DMS: 10°28’7.3307”N 84°39’51.6312”W
Canas Operations Center with
Rios Tropicales partner
Cañas, Guanacaste next to Corobici river Bridge over the Route # 1
DMS: 10°27’10.4976”N 85°7’47.0928”W
Quepos Office with
Rios Tropicales partner
From the Quepos Catholic Church 75 mts to the west. H2O Adventures Quepos
DMS: 9°25’40’’ N 84°9’30’’ W
Who are these Rios Tropicales adventure partners? They are our wonderful ecopreneurs, specifically called out as an exceptional innovation by National Geographic in our 2008 National Geographic- Ashoka Changemakers Geotourism Leader award! These ecopreneurs are our former Rios Tropicales head guides and longtime staff who wanted to open their own adventure tour companies. We helped them get going because we believe in supporting our communities by growing responsible entrepreneurs – how much closer can it get then helping our own top staff branch out in related businesses?! We mentored these guides and provided marketing and operations assistance and support. Now they are our franchise partners, benefitting by Rios Tropicales’ ongoing knowledge and expertise and shared marketing efficiencies, while being fully independently owned by the entrepreneur partners. This is the best of all worlds in ecotourism and sustainable rural development. Meet all the Rios Tropicales staff.
Costa Rica is one of the oldest democracies in the Americas. It is a country proud of its heritage and tradition of negotiation over confrontation, social development over military spending and tolerance over hostility. It is the home to many international organizations such as the Inter-American Court of Human Rights, the University for Peace of the United Nations and the Earth Council. Costa Rica abolished its military forces in 1949 and since then has devoted substantial resources to investment in health and education. It is a country that has placed a high priority in investing in public education, including the university system, as well as technical and vocational training. Its population of 4.4 million people enjoys a literacy rate of 96% and a life expectancy of 79.3 years.
Costa Rica is a small landmass, sharing its northern border with Nicaragua and its southern border with Panama. Costa Rica’s size- 19,700 square miles or 51,100 square kilometers – is commonly compared to Denmark or the state of West Virginia in the United States. Although Costa Rica is a small territory, it makes up about 5% of the earth’s biodiversity in its rainforests. For good reason, Costa Rica is often called “the lungs of the world”. Fortunately, this natural treasure is protected by the National System of Conservation Areas, preserving a total of 25% of the national territory.
Visitors can enjoy the country’s majestic volcanoes, Pacific and Caribbean beaches, tropical dry, wet, and rain forests, as well as exhilarating jungle landscapes, all without traveling long distances.
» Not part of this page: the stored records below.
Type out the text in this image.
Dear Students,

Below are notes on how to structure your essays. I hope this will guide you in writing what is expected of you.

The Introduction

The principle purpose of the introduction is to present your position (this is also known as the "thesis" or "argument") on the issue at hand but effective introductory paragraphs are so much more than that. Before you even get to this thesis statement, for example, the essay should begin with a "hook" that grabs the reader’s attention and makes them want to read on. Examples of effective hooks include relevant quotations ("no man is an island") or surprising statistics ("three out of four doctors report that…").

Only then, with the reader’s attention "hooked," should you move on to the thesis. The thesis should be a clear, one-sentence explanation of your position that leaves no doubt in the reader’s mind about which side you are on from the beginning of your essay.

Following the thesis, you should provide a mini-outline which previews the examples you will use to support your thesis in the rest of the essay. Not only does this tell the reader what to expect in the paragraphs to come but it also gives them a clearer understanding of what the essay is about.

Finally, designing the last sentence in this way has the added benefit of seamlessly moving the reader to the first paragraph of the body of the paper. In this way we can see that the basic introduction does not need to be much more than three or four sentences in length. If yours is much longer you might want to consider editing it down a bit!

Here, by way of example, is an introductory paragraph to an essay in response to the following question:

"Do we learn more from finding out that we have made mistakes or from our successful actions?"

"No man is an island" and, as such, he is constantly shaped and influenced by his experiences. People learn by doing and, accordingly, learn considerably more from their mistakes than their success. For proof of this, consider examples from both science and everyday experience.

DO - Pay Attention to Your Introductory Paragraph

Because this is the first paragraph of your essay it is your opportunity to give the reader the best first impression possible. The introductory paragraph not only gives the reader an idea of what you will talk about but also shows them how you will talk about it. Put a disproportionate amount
There are currently 26 National Parks of Costa Rica, which are managed under the umbrella of SINAC (Sistema Nacional de Areas de Conservacion), a department of Costa Rica’s Ministry of Environment and Energy (MINAE). All told, Costa Rica’s protected areas encompass more than 25% of the country’s total landmass. Many of these protected areas are national parks.Costa Rica’s progressive policies on environmental protection and sustainable ecotourism in the National Parks System have been lauded as a model for other countries. The rainforests, tropical forests, marine areas and wetlands of Costa Rica are the subject of many university and scientific organization studies. The enrichment of the world’s knowledge of these important habitats is an invaluable contribution from the National Parks System of Costa Rica.